Nate Silver, The Signal and the Noise (Penguin, 2012). Silver's discussion of weather forecasting, earthquake prediction, and political polling includes extensive treatment of calibration — whether predicted probabilities match actual frequencies. Directly relevant to our predict_proba discussion and the question of what a "72% probability" actually means.

Solon Barocas and Moritz Hardt, Fairness and Machine Learning (fairmlbook.org, 2023). A free online textbook on fairness in machine learning. Chapter 2 on classification directly extends our chapter's discussion of confusion matrices and shows how different definitions of fairness (equal false positive rates, equal false negative rates, calibration) are mathematically incompatible. Technical but essential if you're building models that affect people.

Wikipedia: Receiver Operating Characteristic (ROC curve). The ROC curve, which we'll cover in Chapter 29, plots true positive rate vs. false positive rate across all possible thresholds. The Wikipedia article includes clear explanations, historical context (the ROC curve was invented for radar signal detection in WWII), and interactive examples.

Recommended Next Steps

If you want deeper mathematical understanding of logistic regression: Read James et al., Chapter 4. The maximum likelihood derivation shows how the coefficients are actually found — it's different from least squares in linear regression, and understanding why gives you deeper insight into the model.
If the precision-recall tradeoff fascinates you: Work through Géron's Chapter 3. He shows how to create precision-recall curves, which visualize the tradeoff across all possible thresholds, helping you choose the optimal one for your application.
If you're concerned about fairness in classification: Read the ProPublica article on COMPAS, then explore Barocas and Hardt's textbook. The mathematical impossibility of satisfying all fairness criteria simultaneously (the "impossibility theorem" of fair classification) is one of the most important results in the field.
If you want to understand calibration: Spiegelhalter's book and Silver's The Signal and the Noise both treat calibration in accessible ways. In practice, logistic regression tends to produce well-calibrated probabilities, but other classifiers (like random forests) do not, which matters when you need the probabilities — not just the rankings — to be meaningful.
If you're interested in medical applications: Look into the sensitivity and specificity framework used in diagnostic medicine, which maps directly to recall and precision. The concepts of positive predictive value (precision) and negative predictive value are standard in medical literature and depend critically on disease prevalence (the base rate).
If you want more hands-on practice: Try Kaggle's "Titanic: Machine Learning from Disaster" competition. It's a binary classification problem (survived vs. not survived) with the same workflow we used in this chapter: split, train, evaluate, iterate. It's the most popular beginner competition on Kaggle for good reason.
If you're ready to move on: Chapter 28 introduces decision trees, which handle nonlinear relationships naturally and produce highly interpretable models. Chapter 29 will formalize model evaluation with cross-validation and ROC curves, giving you more sophisticated tools for comparing models and choosing thresholds.

A Final Thought

Classification seems simple: put things into categories. But as you've seen in this chapter, the simplicity is deceptive. The choice of threshold is not a technical parameter — it's a policy decision that determines who benefits and who bears the cost of errors. The confusion matrix is not just a diagnostic tool — it's a moral accounting of the model's impact.

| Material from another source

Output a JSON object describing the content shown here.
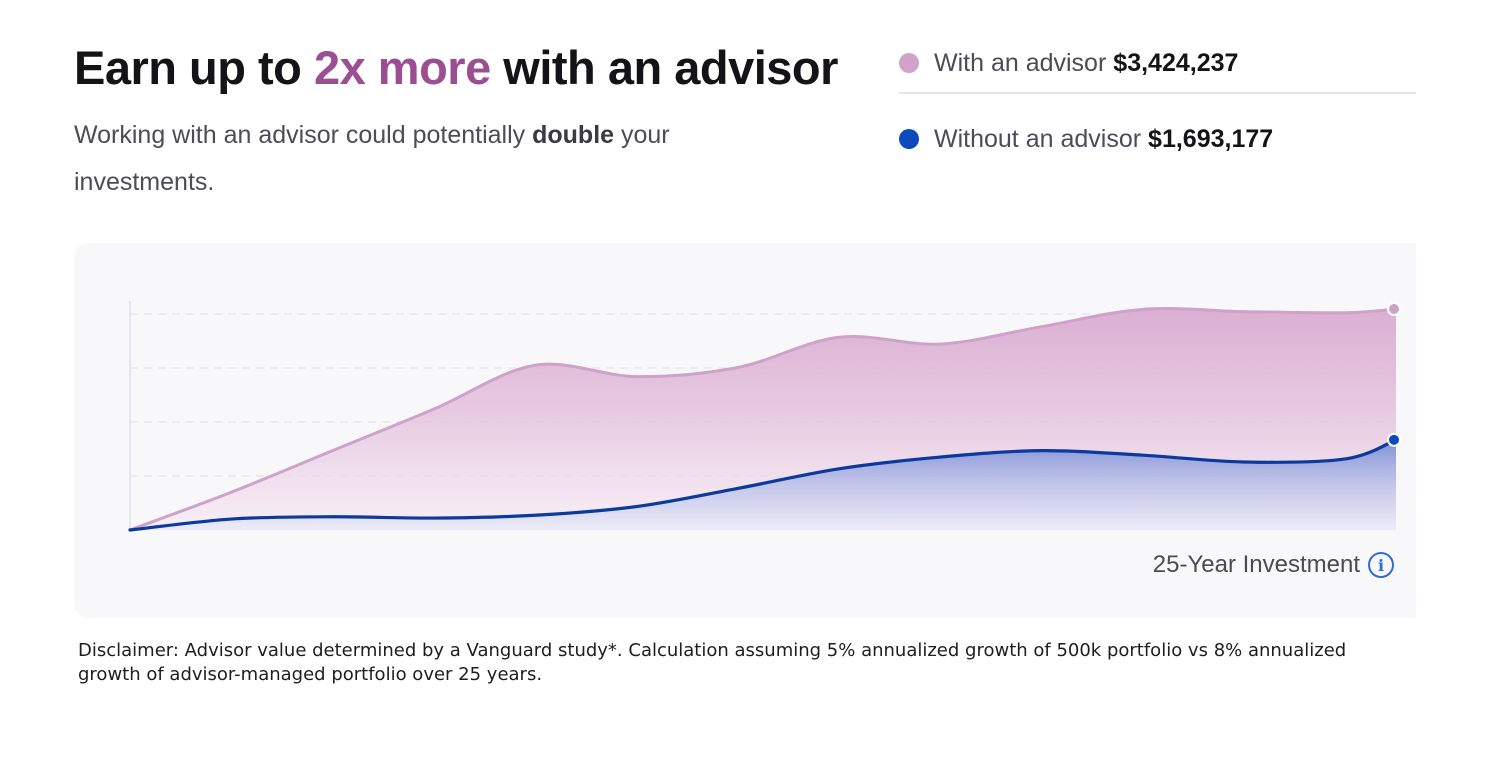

A model that catches 95% of fraud but wrongly flags 1% of legitimate transactions sounds good in the abstract. But if that 1% amounts to thousands of people whose accounts are frozen, the impact is real. A model that identifies 80% of at-risk students sounds helpful, but if the 20% it misses are disproportionately from underrepresented groups, the model reinforces the very inequities it was meant to address.

These are not problems that better algorithms can solve. They are problems that require human judgment, institutional accountability, and ongoing attention. The model provides information; the decision about how to use that information is ours.